The second issue is the defendant's contention that it has discharged the carrier's contractual obligation of delivering the cargo of garlic in the same good order and condition as when shipped. The defendant sought to do this negatively by submitting that the plaintiffs had failed to discharge the burden that was on them to prove that the garlic was discharged damaged. All that the plaintiffs have to do to establish a prima facie case is to show that the garlic was shipped in good order and condition and that it was discharged damaged. The plaintiffs have discharged that burden of proof.
The hatch covers to provide ventilation to 'tween deck 4 were opened only for 12 days on a voyage that took 51 days. Both plaintiffs' cargo of garlic in 'tween deck 4 was not properly and adequately ventilated, though the means were there, during the voyage from Buenos Aires to Singapore. The reasons given by the Chief Officer for not opening the hatch covers to afford ventilation to 'tween deck 4 were unacceptable. He said that up to Durban he was in the winter of the Southern hemisphere. The temperature was low and the humidity high. So there was no need to open the hatch covers. After Durban he said he had bad weather. A check with the log book shows that some bad weather was experienced on a total of 10 days. But this does not explain why mechanical ventilation was not provided.
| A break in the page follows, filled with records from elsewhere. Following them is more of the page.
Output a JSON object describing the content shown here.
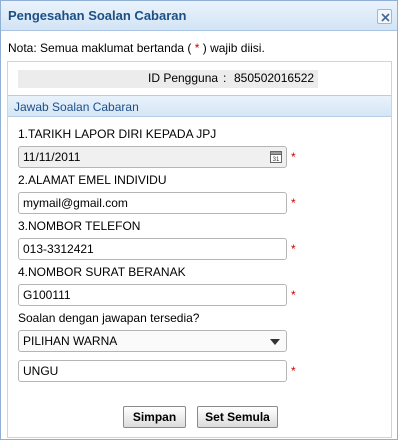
{
  "dialog": {
    "title": "Pengesahan Soalan Cabaran",
    "close_icon": "close-icon"
  },
  "note": {
    "prefix": "Nota: Semua maklumat bertanda (",
    "marker": " * ",
    "suffix": ") wajib diisi."
  },
  "user": {
    "label": "ID Pengguna",
    "colon": ":",
    "value": "850502016522"
  },
  "section": {
    "title": "Jawab Soalan Cabaran"
  },
  "questions": [
    {
      "label": "1.TARIKH LAPOR DIRI KEPADA JPJ",
      "value": "11/11/2011",
      "icon": "calendar-icon",
      "required": "*"
    },
    {
      "label": "2.ALAMAT EMEL INDIVIDU",
      "value": "mymail@gmail.com",
      "required": "*"
    },
    {
      "label": "3.NOMBOR TELEFON",
      "value": "013-3312421",
      "required": "*"
    },
    {
      "label": "4.NOMBOR SURAT BERANAK",
      "value": "G100111",
      "required": "*"
    }
  ],
  "challenge": {
    "label": "Soalan dengan jawapan tersedia?",
    "selected": "PILIHAN WARNA",
    "answer": "UNGU",
    "required": "*"
  },
  "calendar_day": "31",
  "buttons": {
    "save": "Simpan",
    "reset": "Set Semula"
  }
}
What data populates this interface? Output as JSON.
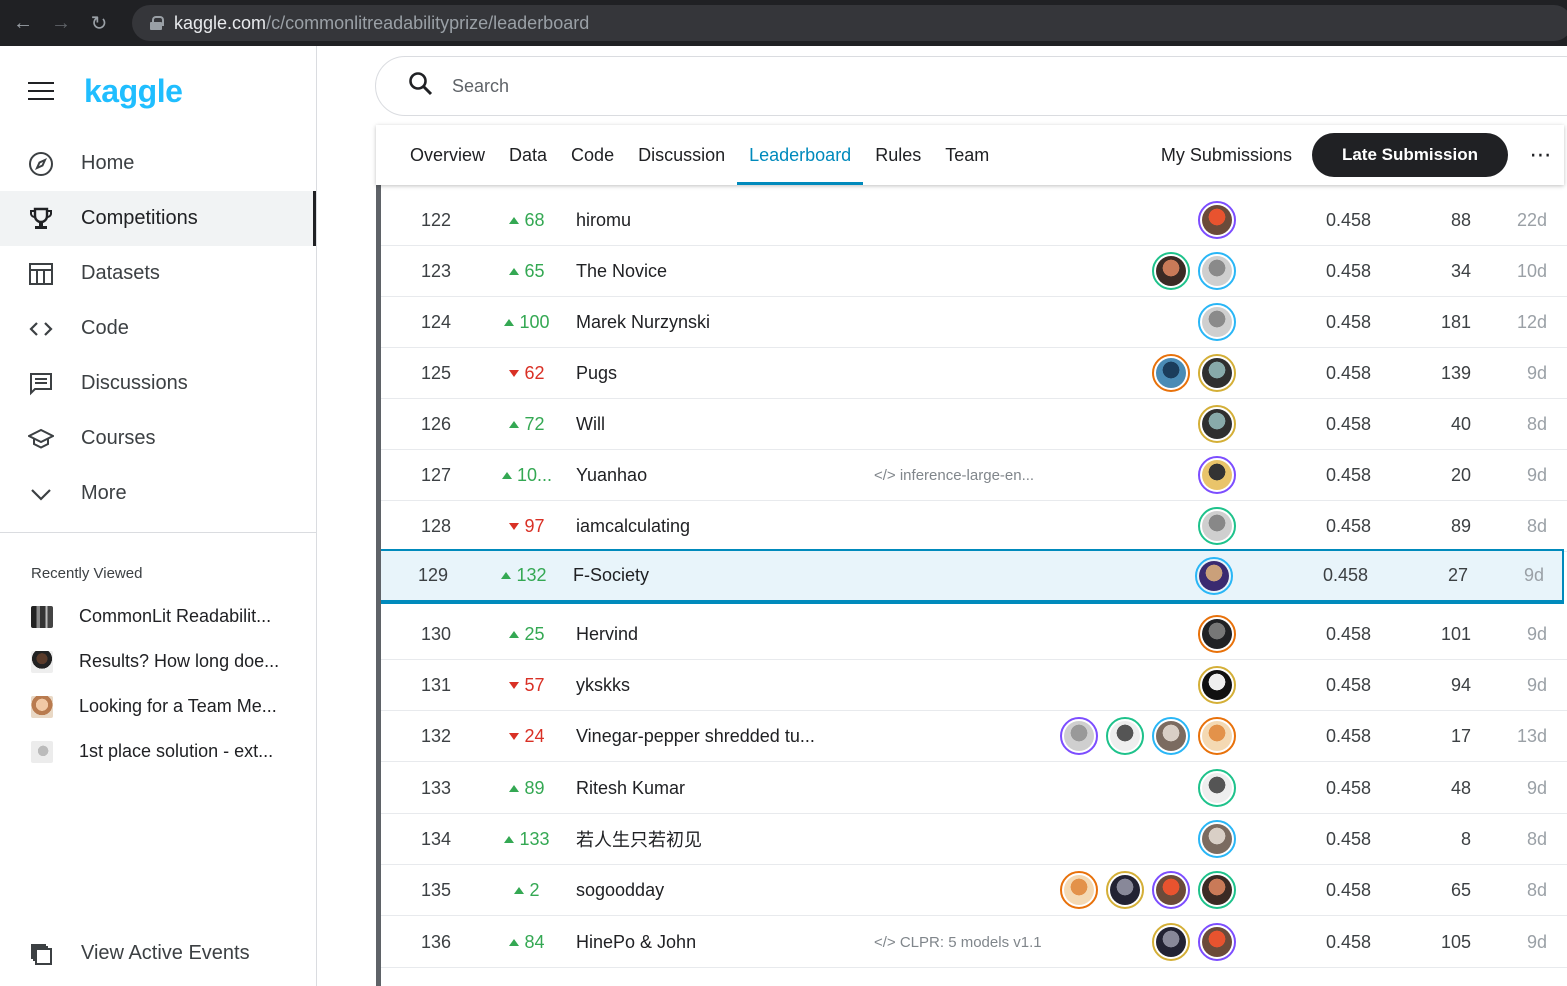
{
  "browser": {
    "url_host": "kaggle.com",
    "url_path": "/c/commonlitreadabilityprize/leaderboard"
  },
  "sidebar": {
    "logo": "kaggle",
    "items": [
      {
        "label": "Home",
        "icon": "compass-icon"
      },
      {
        "label": "Competitions",
        "icon": "trophy-icon"
      },
      {
        "label": "Datasets",
        "icon": "table-icon"
      },
      {
        "label": "Code",
        "icon": "code-icon"
      },
      {
        "label": "Discussions",
        "icon": "comment-icon"
      },
      {
        "label": "Courses",
        "icon": "school-icon"
      },
      {
        "label": "More",
        "icon": "chevron-down-icon"
      }
    ],
    "recently_viewed_title": "Recently Viewed",
    "recently_viewed": [
      {
        "label": "CommonLit Readabilit..."
      },
      {
        "label": "Results? How long doe..."
      },
      {
        "label": "Looking for a Team Me..."
      },
      {
        "label": "1st place solution - ext..."
      }
    ],
    "bottom_label": "View Active Events"
  },
  "search": {
    "placeholder": "Search"
  },
  "tabs": {
    "items": [
      {
        "label": "Overview"
      },
      {
        "label": "Data"
      },
      {
        "label": "Code"
      },
      {
        "label": "Discussion"
      },
      {
        "label": "Leaderboard"
      },
      {
        "label": "Rules"
      },
      {
        "label": "Team"
      }
    ],
    "my_submissions": "My Submissions",
    "late_submission": "Late Submission",
    "more": "⋯"
  },
  "leaderboard": {
    "rows": [
      {
        "rank": "122",
        "dir": "up",
        "delta": "68",
        "team": "hiromu",
        "notebook": "",
        "avatars": 1,
        "score": "0.458",
        "entries": "88",
        "last": "22d"
      },
      {
        "rank": "123",
        "dir": "up",
        "delta": "65",
        "team": "The Novice",
        "notebook": "",
        "avatars": 2,
        "score": "0.458",
        "entries": "34",
        "last": "10d"
      },
      {
        "rank": "124",
        "dir": "up",
        "delta": "100",
        "team": "Marek Nurzynski",
        "notebook": "",
        "avatars": 1,
        "score": "0.458",
        "entries": "181",
        "last": "12d"
      },
      {
        "rank": "125",
        "dir": "down",
        "delta": "62",
        "team": "Pugs",
        "notebook": "",
        "avatars": 2,
        "score": "0.458",
        "entries": "139",
        "last": "9d"
      },
      {
        "rank": "126",
        "dir": "up",
        "delta": "72",
        "team": "Will",
        "notebook": "",
        "avatars": 1,
        "score": "0.458",
        "entries": "40",
        "last": "8d"
      },
      {
        "rank": "127",
        "dir": "up",
        "delta": "10...",
        "team": "Yuanhao",
        "notebook": "</> inference-large-en...",
        "avatars": 1,
        "score": "0.458",
        "entries": "20",
        "last": "9d"
      },
      {
        "rank": "128",
        "dir": "down",
        "delta": "97",
        "team": "iamcalculating",
        "notebook": "",
        "avatars": 1,
        "score": "0.458",
        "entries": "89",
        "last": "8d"
      },
      {
        "rank": "129",
        "dir": "up",
        "delta": "132",
        "team": "F-Society",
        "notebook": "",
        "avatars": 1,
        "score": "0.458",
        "entries": "27",
        "last": "9d",
        "me": true
      },
      {
        "rank": "130",
        "dir": "up",
        "delta": "25",
        "team": "Hervind",
        "notebook": "",
        "avatars": 1,
        "score": "0.458",
        "entries": "101",
        "last": "9d"
      },
      {
        "rank": "131",
        "dir": "down",
        "delta": "57",
        "team": "ykskks",
        "notebook": "",
        "avatars": 1,
        "score": "0.458",
        "entries": "94",
        "last": "9d"
      },
      {
        "rank": "132",
        "dir": "down",
        "delta": "24",
        "team": "Vinegar-pepper shredded tu...",
        "notebook": "",
        "avatars": 4,
        "score": "0.458",
        "entries": "17",
        "last": "13d"
      },
      {
        "rank": "133",
        "dir": "up",
        "delta": "89",
        "team": "Ritesh Kumar",
        "notebook": "",
        "avatars": 1,
        "score": "0.458",
        "entries": "48",
        "last": "9d"
      },
      {
        "rank": "134",
        "dir": "up",
        "delta": "133",
        "team": "若人生只若初见",
        "notebook": "",
        "avatars": 1,
        "score": "0.458",
        "entries": "8",
        "last": "8d"
      },
      {
        "rank": "135",
        "dir": "up",
        "delta": "2",
        "team": "sogoodday",
        "notebook": "",
        "avatars": 4,
        "score": "0.458",
        "entries": "65",
        "last": "8d"
      },
      {
        "rank": "136",
        "dir": "up",
        "delta": "84",
        "team": "HinePo & John",
        "notebook": "</> CLPR: 5 models v1.1",
        "avatars": 2,
        "score": "0.458",
        "entries": "105",
        "last": "9d"
      }
    ]
  },
  "colors": {
    "accent": "#008abc",
    "brand": "#20beff",
    "up": "#34a853",
    "down": "#d93025"
  }
}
Defendant's counsel submitted that if the cargo of garlic was not damaged due to poor ventilation then the damage must be due to the inherent vice of the cargo. Accepting that garlic has an inherent characteristic, call it vice if you like, that if it is kept in a confined space and is not ventilated properly, it will dehydrate, become light and be unfit for human consumption (the damage), the question to ask in this case is what was the proximate cause which caused the damage. Was it because it was not properly ventilated or was it because being properly ventilated its inherent characteristic caused it to deteriorate during the voyage? There is no doubt at all that the proximate cause was the lack of ventilation and not the inherent characteristic or vice of the garlic which caused the damage.
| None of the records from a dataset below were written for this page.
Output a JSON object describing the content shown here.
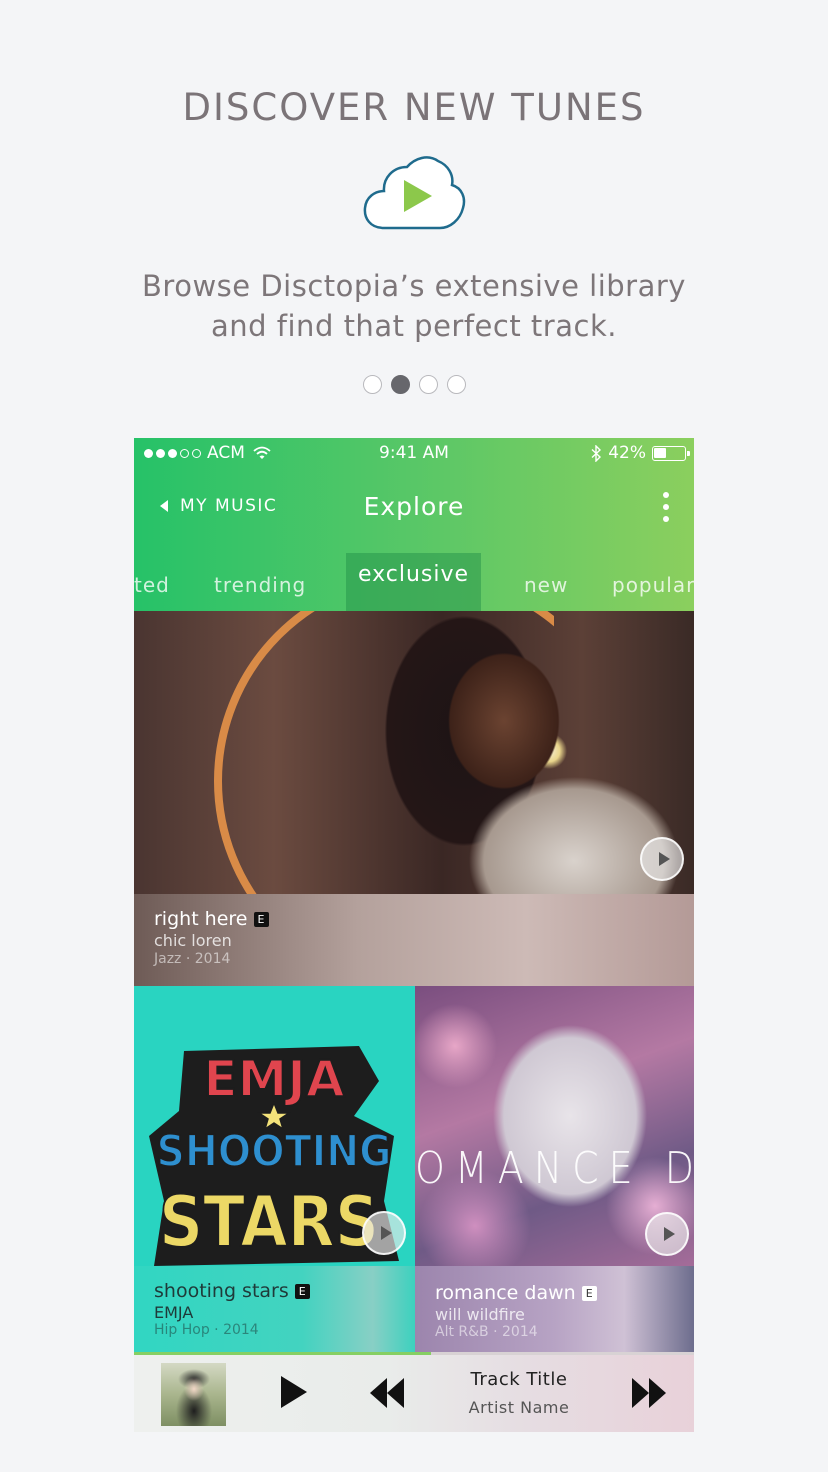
{
  "onboarding": {
    "headline": "DISCOVER NEW TUNES",
    "icon": "cloud-play-icon",
    "tagline_line1": "Browse Disctopia’s extensive library",
    "tagline_line2": "and find that perfect track.",
    "page_indicator": {
      "total": 4,
      "active": 2
    }
  },
  "status_bar": {
    "carrier": "ACM",
    "time": "9:41 AM",
    "battery": "42%",
    "battery_level": 0.42
  },
  "nav": {
    "back_label": "MY MUSIC",
    "title": "Explore"
  },
  "tabs": [
    {
      "label": "ted",
      "active": false
    },
    {
      "label": "trending",
      "active": false
    },
    {
      "label": "exclusive",
      "active": true
    },
    {
      "label": "new",
      "active": false
    },
    {
      "label": "popular",
      "active": false
    }
  ],
  "featured": {
    "title": "right here",
    "explicit": "E",
    "artist": "chic loren",
    "meta": "Jazz · 2014"
  },
  "grid": [
    {
      "title": "shooting stars",
      "explicit": "E",
      "artist": "EMJA",
      "meta": "Hip Hop · 2014",
      "art_text": [
        "EMJA",
        "SHOOTING",
        "STARS"
      ]
    },
    {
      "title": "romance dawn",
      "explicit": "E",
      "artist": "will wildfire",
      "meta": "Alt R&B · 2014",
      "art_text": "OMANCE DAW"
    }
  ],
  "player": {
    "track_title": "Track Title",
    "artist_name": "Artist Name",
    "progress": 0.53
  },
  "colors": {
    "green_start": "#26c268",
    "green_end": "#8bcf5e",
    "accent_ring": "#d98b47",
    "teal": "#29d4c1"
  }
}
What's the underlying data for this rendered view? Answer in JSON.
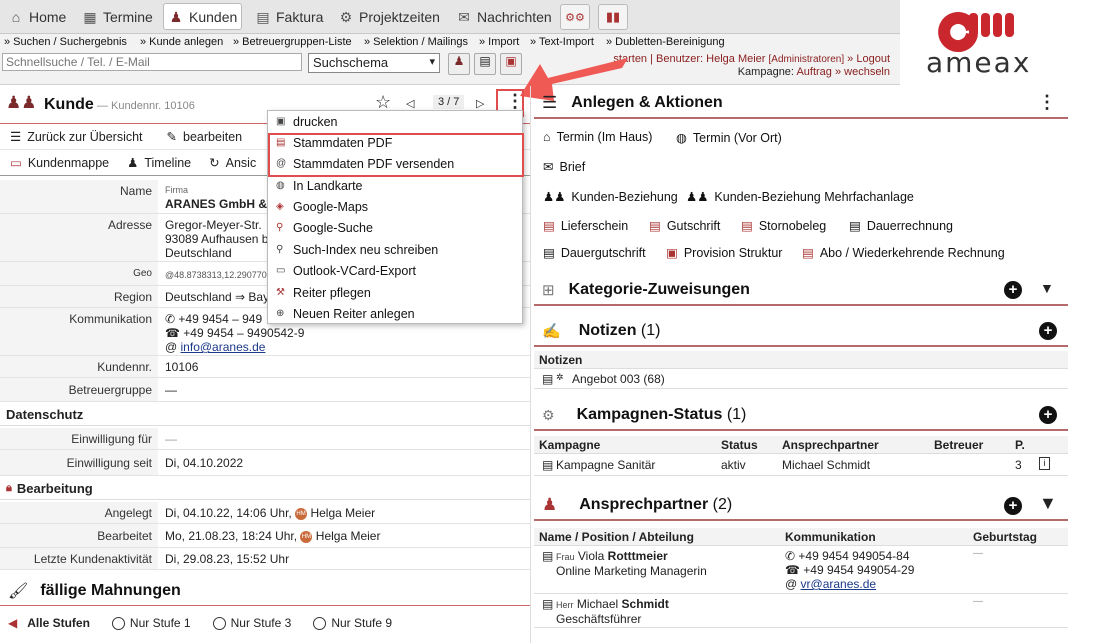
{
  "nav": {
    "tabs": [
      {
        "label": "Home",
        "icon": "home-icon"
      },
      {
        "label": "Termine",
        "icon": "calendar-icon"
      },
      {
        "label": "Kunden",
        "icon": "users-icon",
        "active": true
      },
      {
        "label": "Faktura",
        "icon": "document-icon"
      },
      {
        "label": "Projektzeiten",
        "icon": "gear-icon"
      },
      {
        "label": "Nachrichten",
        "icon": "envelope-icon"
      }
    ]
  },
  "subnav": [
    "» Suchen / Suchergebnis",
    "» Kunde anlegen",
    "» Betreuergruppen-Liste",
    "» Selektion / Mailings",
    "» Import",
    "» Text-Import",
    "» Dubletten-Bereinigung"
  ],
  "search": {
    "placeholder": "Schnellsuche / Tel. / E-Mail",
    "schema": "Suchschema"
  },
  "userinfo": {
    "line1_a": "starten | Benutzer: Helga Meier ",
    "admin": "[Administratoren]",
    "line1_b": " » Logout",
    "line2_a": "Kampagne: ",
    "campaign": "Auftrag",
    "line2_b": " » wechseln"
  },
  "logo": {
    "text": "ameax"
  },
  "customer": {
    "title": "Kunde",
    "nr_label": "— Kundennr. 10106",
    "pager": "3 / 7"
  },
  "toolbar": {
    "back": "Zurück zur Übersicht",
    "edit": "bearbeiten",
    "folder": "Kundenmappe",
    "timeline": "Timeline",
    "view": "Ansic"
  },
  "fields": {
    "name_label": "Name",
    "firm_small": "Firma",
    "firm": "ARANES GmbH &",
    "addr_label": "Adresse",
    "addr1": "Gregor-Meyer-Str.",
    "addr2": "93089 Aufhausen b",
    "addr3": "Deutschland",
    "geo_label": "Geo",
    "geo": "@48.8738313,12.290770",
    "region_label": "Region",
    "region": "Deutschland ⇒ Bay",
    "comm_label": "Kommunikation",
    "tel": "+49 9454 – 949",
    "fax": "+49 9454 – 9490542-9",
    "mail": "info@aranes.de",
    "nr_label": "Kundennr.",
    "nr": "10106",
    "betreuer_label": "Betreuergruppe",
    "betreuer": "—"
  },
  "datenschutz": {
    "title": "Datenschutz",
    "consent_for_label": "Einwilligung für",
    "consent_for": "—",
    "consent_since_label": "Einwilligung seit",
    "consent_since": "Di, 04.10.2022"
  },
  "bearbeitung": {
    "title": "Bearbeitung",
    "created_label": "Angelegt",
    "created": "Di, 04.10.22, 14:06 Uhr,",
    "created_user": "Helga Meier",
    "edited_label": "Bearbeitet",
    "edited": "Mo, 21.08.23, 18:24 Uhr,",
    "edited_user": "Helga Meier",
    "last_label": "Letzte Kundenaktivität",
    "last": "Di, 29.08.23, 15:52 Uhr",
    "avatar": "HM"
  },
  "mahnungen": {
    "title": "fällige Mahnungen",
    "all": "Alle Stufen",
    "s1": "Nur Stufe 1",
    "s3": "Nur Stufe 3",
    "s9": "Nur Stufe 9"
  },
  "menu": [
    "drucken",
    "Stammdaten PDF",
    "Stammdaten PDF versenden",
    "In Landkarte",
    "Google-Maps",
    "Google-Suche",
    "Such-Index neu schreiben",
    "Outlook-VCard-Export",
    "Reiter pflegen",
    "Neuen Reiter anlegen"
  ],
  "actions": {
    "title": "Anlegen & Aktionen",
    "items": [
      "Termin (Im Haus)",
      "Termin (Vor Ort)",
      "Brief",
      "Kunden-Beziehung",
      "Kunden-Beziehung Mehrfachanlage",
      "Lieferschein",
      "Gutschrift",
      "Stornobeleg",
      "Dauerrechnung",
      "Dauergutschrift",
      "Provision Struktur",
      "Abo / Wiederkehrende Rechnung"
    ]
  },
  "kategorie": {
    "title": "Kategorie-Zuweisungen"
  },
  "notizen": {
    "title": "Notizen",
    "count": "(1)",
    "col": "Notizen",
    "row": "Angebot 003 (68)"
  },
  "kampagnen": {
    "title": "Kampagnen-Status",
    "count": "(1)",
    "cols": [
      "Kampagne",
      "Status",
      "Ansprechpartner",
      "Betreuer",
      "P."
    ],
    "row": [
      "Kampagne Sanitär",
      "aktiv",
      "Michael Schmidt",
      "",
      "3"
    ]
  },
  "ansprech": {
    "title": "Ansprechpartner",
    "count": "(2)",
    "cols": [
      "Name / Position / Abteilung",
      "Kommunikation",
      "Geburtstag"
    ],
    "p1_sal": "Frau",
    "p1_first": "Viola ",
    "p1_last": "Rotttmeier",
    "p1_pos": "Online Marketing Managerin",
    "p1_tel": "+49 9454 949054-84",
    "p1_fax": "+49 9454 949054-29",
    "p1_mail": "vr@aranes.de",
    "p1_bday": "—",
    "p2_sal": "Herr",
    "p2_first": "Michael ",
    "p2_last": "Schmidt",
    "p2_pos": "Geschäftsführer",
    "p2_bday": "—"
  }
}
As to the defence based on art 4.2.a of the Hague Rules, defendant's counsel relied on The Devanha (1927) 27 LLR 281. This case has no application. Defendant's counsel has failed to distinguish error in the management of the ship from error in the care of the cargo. In The Devenha the blowers were unshipped to prevent the ingress of water in bad weather. Accordingly ventilation could not be provided. The unshipping of blowers is an act relating to the management of the ship and that had its effect on the cargo. The shipowners were exempted from liability. That is not the case here. The Chief Officer and the crew failed to use the mechanical ventilation system when the hatches could not be opened in bad weather and even when there was no bad weather for one reason or another, the hatches were not opened up for ventilation. This is care of the cargo. This defence also fails.